Although not a member - or even a supporter - this is his message.
Be and open. Say "we want independence and we want to see Wales taking her place among the world's nations."Amen to that.
Being honest also means saying: "if Wales was independent right now we would be poorer by far".
Accept the reality that few will be swayed by such a prospect: "We serve the people of Wales and don't want to make you poorer. On the contrary our aim is to stabilise the Welsh economy to the extent that the Welsh people can choose independence without becoming poorer.
"Unlike the other parties, we have no split loyalties and nothing to distract us from our goal.

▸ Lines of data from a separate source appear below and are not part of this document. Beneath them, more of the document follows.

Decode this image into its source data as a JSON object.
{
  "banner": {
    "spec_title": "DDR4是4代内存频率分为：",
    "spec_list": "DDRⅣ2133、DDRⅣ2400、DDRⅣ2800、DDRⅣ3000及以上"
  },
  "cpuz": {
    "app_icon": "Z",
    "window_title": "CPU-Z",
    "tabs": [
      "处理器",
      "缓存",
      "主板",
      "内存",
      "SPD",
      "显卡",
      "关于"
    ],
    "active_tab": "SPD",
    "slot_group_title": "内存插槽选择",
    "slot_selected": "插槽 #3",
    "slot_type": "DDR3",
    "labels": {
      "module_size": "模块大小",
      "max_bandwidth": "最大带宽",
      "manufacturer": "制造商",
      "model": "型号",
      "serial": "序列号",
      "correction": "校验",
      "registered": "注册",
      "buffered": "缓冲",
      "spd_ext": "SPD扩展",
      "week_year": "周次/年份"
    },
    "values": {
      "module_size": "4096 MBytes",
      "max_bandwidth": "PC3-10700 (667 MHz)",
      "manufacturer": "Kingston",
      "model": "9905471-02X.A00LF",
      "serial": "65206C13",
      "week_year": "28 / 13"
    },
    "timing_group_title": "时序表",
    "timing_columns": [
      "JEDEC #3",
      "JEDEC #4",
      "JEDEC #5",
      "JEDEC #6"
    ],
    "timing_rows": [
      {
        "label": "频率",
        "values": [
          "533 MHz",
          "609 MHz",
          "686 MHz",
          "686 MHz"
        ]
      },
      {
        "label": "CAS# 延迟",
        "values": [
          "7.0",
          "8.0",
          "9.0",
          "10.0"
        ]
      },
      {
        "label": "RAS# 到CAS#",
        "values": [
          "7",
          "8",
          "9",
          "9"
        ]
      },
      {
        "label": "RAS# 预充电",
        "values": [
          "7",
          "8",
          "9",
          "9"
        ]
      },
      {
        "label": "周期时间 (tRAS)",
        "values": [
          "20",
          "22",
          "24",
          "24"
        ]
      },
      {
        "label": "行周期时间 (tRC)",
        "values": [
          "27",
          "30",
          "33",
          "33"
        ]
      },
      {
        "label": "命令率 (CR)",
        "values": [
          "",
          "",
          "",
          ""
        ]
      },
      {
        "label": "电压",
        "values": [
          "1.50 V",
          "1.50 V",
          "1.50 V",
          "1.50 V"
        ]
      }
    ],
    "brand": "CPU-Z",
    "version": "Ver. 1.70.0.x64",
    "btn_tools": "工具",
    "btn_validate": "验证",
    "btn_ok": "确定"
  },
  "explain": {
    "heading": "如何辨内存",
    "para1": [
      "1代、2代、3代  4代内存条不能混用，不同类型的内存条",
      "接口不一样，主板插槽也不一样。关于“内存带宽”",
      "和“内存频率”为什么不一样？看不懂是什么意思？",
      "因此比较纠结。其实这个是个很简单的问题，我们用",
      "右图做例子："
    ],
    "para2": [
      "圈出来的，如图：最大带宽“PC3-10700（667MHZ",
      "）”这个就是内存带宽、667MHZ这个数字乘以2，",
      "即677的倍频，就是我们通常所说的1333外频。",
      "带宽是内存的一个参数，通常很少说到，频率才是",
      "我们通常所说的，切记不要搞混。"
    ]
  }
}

This may take a decade or two, even three. But Plaid is about more than that:
"Perhaps wealth is enough for some but Plaid has a higher purpose. When we reach our economic goal, we appeal for you to support our goal of independence.
This is the choice facing people: "Even then, independence will be your choice."
That is a radically different framework to the other parties, whose Welsh branches can only beg for more crumbs from london's table. We seek powers to achieve our goals.
Holtham also calls for a leader with the chutzpah and self-confidence of Alex Salmond.
I would take issue with Holtham on two counts. Firstly is that our current relative poverty is somehow natural. We are poorer because we are part of the British state and do not have control over our natural resources and energy sources. Secondly, that it is possible to rectify that economic imbalance and lack of social justice within that state. The current legal set-up under the Government of Wales Act 2006, e.g. regarding control over water resources, explicitly rules out the Government of Wales having any control over our greatest asset.
It follows therefore that political change, i.e. independence, can lead to greater economic wealth and social justice rather than simply the other way around.